Wanda, I know what you mean about feeling like it would help to run about or scream or whatever...and yes, I wonder if some of the stress we experience IS because we have to "hold" so much in: we all have to behave so calmly and so politely even when we're angry, upset or frightened...and all that emotion has to go somewhere. Since we don't feel permitted to make a big noise and fuss, we try and squash it down, and then: here come the shakes, the tears and the panics..? Well, it seems kind of logical to me!
And yes, I totally agree about how tiring the anxiety is: I feel like I exhaust myself with the intensity of these fearful experiences, and the huge amount of emotional energy and courage it takes to keep my "wobbles" at bay and to appear "normal" and confident, when I'm a mess inside!
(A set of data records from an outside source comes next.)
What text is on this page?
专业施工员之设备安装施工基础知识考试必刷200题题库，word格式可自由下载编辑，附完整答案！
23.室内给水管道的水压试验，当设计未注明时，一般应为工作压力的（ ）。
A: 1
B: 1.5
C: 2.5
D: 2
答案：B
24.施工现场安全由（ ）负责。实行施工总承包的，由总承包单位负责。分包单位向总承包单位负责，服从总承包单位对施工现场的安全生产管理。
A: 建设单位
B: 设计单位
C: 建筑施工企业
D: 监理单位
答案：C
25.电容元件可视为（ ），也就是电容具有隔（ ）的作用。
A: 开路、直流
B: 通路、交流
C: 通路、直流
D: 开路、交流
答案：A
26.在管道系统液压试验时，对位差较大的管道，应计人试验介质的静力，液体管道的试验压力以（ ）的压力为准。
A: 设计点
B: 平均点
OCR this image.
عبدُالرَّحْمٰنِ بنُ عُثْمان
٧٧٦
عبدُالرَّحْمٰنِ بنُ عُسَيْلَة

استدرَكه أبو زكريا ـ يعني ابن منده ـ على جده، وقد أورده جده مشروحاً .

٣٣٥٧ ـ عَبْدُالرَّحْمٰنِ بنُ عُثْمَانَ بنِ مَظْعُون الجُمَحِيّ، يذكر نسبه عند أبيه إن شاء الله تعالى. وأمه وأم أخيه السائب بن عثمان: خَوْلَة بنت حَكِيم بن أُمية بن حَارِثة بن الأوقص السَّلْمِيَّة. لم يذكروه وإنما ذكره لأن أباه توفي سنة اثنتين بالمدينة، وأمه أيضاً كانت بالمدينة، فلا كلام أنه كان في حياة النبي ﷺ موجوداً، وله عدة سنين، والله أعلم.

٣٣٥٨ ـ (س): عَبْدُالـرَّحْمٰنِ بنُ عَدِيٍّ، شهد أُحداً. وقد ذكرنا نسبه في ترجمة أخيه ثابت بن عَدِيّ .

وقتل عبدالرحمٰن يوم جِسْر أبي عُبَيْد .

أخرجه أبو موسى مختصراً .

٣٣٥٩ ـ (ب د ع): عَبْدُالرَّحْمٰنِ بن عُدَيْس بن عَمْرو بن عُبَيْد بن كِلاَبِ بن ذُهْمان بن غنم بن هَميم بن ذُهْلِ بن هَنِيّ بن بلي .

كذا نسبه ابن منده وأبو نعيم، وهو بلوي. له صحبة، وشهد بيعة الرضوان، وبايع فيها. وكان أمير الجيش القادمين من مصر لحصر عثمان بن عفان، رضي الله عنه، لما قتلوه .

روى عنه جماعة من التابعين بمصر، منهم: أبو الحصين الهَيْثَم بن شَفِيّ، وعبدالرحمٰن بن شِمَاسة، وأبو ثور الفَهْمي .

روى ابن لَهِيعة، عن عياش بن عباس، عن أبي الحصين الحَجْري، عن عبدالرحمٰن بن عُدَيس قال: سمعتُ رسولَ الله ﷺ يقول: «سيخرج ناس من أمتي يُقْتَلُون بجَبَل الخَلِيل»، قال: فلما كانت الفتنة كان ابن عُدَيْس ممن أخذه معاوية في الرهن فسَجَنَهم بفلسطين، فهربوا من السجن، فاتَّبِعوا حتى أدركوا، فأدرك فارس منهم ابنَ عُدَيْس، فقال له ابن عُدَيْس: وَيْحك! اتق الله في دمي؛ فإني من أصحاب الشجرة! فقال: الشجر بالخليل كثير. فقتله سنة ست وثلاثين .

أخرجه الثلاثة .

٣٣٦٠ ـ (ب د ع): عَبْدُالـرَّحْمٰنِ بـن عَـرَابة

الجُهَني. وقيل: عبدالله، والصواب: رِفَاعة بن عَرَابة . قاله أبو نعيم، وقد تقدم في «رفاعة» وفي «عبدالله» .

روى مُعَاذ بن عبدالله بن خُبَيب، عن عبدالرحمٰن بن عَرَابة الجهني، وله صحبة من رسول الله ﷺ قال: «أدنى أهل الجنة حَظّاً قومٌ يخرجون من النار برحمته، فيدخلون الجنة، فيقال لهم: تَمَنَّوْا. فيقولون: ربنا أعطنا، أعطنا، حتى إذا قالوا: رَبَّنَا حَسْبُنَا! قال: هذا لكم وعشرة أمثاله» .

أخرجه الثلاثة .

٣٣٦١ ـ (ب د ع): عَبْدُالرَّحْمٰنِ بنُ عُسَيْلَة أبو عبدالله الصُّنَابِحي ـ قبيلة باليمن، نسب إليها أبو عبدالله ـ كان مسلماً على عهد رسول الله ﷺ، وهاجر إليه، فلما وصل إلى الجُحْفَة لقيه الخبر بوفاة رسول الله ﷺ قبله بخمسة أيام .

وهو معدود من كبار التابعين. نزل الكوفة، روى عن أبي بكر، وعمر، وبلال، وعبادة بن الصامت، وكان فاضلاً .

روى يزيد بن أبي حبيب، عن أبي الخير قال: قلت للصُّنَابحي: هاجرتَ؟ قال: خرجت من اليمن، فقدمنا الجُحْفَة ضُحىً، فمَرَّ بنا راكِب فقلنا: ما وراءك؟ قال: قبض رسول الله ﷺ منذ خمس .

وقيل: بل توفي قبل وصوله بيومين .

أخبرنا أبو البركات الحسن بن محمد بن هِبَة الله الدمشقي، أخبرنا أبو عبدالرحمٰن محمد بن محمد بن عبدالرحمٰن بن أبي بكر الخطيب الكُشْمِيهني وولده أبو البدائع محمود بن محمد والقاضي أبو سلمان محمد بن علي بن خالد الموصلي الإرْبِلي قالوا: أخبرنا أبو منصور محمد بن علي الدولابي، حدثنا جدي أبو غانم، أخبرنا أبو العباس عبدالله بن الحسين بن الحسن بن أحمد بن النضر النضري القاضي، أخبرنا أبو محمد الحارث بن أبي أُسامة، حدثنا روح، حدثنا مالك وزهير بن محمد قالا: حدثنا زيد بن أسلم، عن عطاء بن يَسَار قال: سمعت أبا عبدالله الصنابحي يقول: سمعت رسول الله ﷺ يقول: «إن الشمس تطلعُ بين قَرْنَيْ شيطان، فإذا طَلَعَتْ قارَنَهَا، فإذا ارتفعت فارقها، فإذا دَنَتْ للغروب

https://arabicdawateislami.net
More and more, I'm so drained by the effort of getting through a stressful working day (without visibly cracking up, though I can feel it all bubbling up inside ready to burst out!) that when I finally reach home I've started a cracking headache that no pill, stretching or massage can relieve, and I can only cry and sleep....not a very positive role model for my daughters, who have been waiting for Mum to get home...
Some of the worst moments are when the class at school are playing up and as I try to discipline them, to my dismay I feel my lip starting to shake and pull down...so near to tears!...and I have to make a huge effort to control it and not give way...it's horrible.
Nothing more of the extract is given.